The problem is that, in Presupposition #3, Dr. Kreeft presupposes that it is unethical to judge the value of a person by the function they perform or the utility or benefit they provide to society.

Yet, focusing JUST on his “alien” persons (we’ll leave divine and angelic persons to some later time :-)) he says he would consider them persons if they were “rational, they have self-consciousness, they have free choice and therefore moral responsibility.”

BUT THAT IS EXACTLY WHAT HE SAID WE *CANNOT* ETHICALLY DO: ASCRIBE PERSONHOOD ON SOME INDETERMINATE BEING ONLY IF THEY FUNCTION LIKE A HUMAN BEING.

Presumably, were Dr. Kreeft to encounter an alien entity that DID NOT perform those qualifying functions (rationality, self-consciousness, free choice, moral responsibility), he would DENY that they are persons: alien entities, maybe, even animalistic entities with primitive thoughts and feelings, like farm animals, BUT NOT PERSONS ENTITLED TO THE LEGAL PROTECTION DUE PERSONS.

CONCLUSION
Dr. Kreeft’s argument succumbs to the special pleading logical fallacy by first saying that you cannot judge personhood based on function or utility and then saying that, in an encounter with an alien entity, he would do EXACTLY that: judging their personhood on their evidencing rationality, self-consciousness, free choice, and moral responsibility.
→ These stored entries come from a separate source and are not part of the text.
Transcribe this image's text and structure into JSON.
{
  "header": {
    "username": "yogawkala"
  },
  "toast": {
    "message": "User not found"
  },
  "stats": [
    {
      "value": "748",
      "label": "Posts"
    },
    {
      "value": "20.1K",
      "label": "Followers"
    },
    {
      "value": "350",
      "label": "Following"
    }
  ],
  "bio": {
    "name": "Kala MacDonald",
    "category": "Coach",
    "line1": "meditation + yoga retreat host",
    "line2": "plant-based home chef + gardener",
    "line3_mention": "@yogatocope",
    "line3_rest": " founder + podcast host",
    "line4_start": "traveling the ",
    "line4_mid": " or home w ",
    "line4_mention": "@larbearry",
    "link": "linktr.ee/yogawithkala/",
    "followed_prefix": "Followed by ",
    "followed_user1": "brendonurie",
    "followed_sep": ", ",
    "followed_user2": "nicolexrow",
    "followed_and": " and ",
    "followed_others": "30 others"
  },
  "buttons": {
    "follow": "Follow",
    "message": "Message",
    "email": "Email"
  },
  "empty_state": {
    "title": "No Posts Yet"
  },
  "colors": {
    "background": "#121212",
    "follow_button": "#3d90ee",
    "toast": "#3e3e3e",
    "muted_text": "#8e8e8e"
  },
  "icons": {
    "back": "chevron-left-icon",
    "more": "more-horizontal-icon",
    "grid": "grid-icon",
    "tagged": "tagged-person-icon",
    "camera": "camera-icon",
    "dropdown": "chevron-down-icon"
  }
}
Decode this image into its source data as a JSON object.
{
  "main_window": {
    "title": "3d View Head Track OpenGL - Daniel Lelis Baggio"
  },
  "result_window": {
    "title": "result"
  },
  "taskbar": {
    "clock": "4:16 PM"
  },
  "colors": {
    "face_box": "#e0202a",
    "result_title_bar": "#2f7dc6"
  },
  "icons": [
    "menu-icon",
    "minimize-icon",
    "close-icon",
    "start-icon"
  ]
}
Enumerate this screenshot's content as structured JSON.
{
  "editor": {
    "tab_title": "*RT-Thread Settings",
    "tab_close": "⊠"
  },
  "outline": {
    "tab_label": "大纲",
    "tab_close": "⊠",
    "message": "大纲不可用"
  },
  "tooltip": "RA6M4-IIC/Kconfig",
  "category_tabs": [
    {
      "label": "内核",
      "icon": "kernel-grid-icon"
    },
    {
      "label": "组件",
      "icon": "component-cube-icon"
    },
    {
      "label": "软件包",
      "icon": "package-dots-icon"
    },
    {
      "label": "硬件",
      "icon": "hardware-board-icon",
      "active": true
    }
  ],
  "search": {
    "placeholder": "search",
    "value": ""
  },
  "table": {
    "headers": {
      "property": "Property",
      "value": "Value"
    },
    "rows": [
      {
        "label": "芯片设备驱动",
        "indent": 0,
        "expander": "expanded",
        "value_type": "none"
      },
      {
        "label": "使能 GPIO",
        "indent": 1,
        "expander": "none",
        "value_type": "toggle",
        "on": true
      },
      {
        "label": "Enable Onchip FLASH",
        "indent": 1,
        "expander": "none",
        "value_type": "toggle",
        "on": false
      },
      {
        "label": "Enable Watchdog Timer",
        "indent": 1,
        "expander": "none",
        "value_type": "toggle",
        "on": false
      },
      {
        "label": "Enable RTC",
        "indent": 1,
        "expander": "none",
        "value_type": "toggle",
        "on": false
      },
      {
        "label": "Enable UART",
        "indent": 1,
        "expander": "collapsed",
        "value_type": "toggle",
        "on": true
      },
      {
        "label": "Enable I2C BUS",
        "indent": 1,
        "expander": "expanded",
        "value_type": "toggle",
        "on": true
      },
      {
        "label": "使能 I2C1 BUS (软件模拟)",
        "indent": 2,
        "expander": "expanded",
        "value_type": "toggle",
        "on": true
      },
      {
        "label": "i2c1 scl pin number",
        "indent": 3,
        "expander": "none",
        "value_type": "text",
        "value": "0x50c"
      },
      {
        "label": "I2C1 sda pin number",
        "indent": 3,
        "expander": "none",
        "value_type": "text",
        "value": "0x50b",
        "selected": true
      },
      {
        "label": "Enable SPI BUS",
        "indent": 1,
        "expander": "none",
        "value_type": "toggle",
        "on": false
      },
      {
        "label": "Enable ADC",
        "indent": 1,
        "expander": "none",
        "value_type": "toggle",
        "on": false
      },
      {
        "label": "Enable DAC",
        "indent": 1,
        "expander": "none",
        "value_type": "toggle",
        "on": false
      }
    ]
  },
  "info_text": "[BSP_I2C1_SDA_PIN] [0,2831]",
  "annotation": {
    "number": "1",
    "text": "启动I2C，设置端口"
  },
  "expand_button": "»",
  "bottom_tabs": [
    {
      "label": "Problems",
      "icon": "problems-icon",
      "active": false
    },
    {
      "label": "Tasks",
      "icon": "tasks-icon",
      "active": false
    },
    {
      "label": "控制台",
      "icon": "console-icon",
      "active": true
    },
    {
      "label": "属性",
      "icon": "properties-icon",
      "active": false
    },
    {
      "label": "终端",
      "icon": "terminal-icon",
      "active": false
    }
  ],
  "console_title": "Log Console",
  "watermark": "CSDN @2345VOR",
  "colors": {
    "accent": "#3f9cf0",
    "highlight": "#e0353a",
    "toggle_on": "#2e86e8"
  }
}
In other words Dr. Kreeft reserves to himself the right to determine that an entity that does not look like a human and does not function as a human is not a person when dealing with extraterrestrials that may or may not exist BUT WOULD DENY THAT RIGHT to a woman who must decide whether to abort a pregnancy under ALL circumstances whether it be an early term abortion based on being unready to care for the baby that will later result, or whether the pregnancy was the result of incest or rape, and despite the fact that having a baby under ANY circumstances will put her OWN life at risk.

Ethically serious people WHO ARE REASONABLE will reject his argument.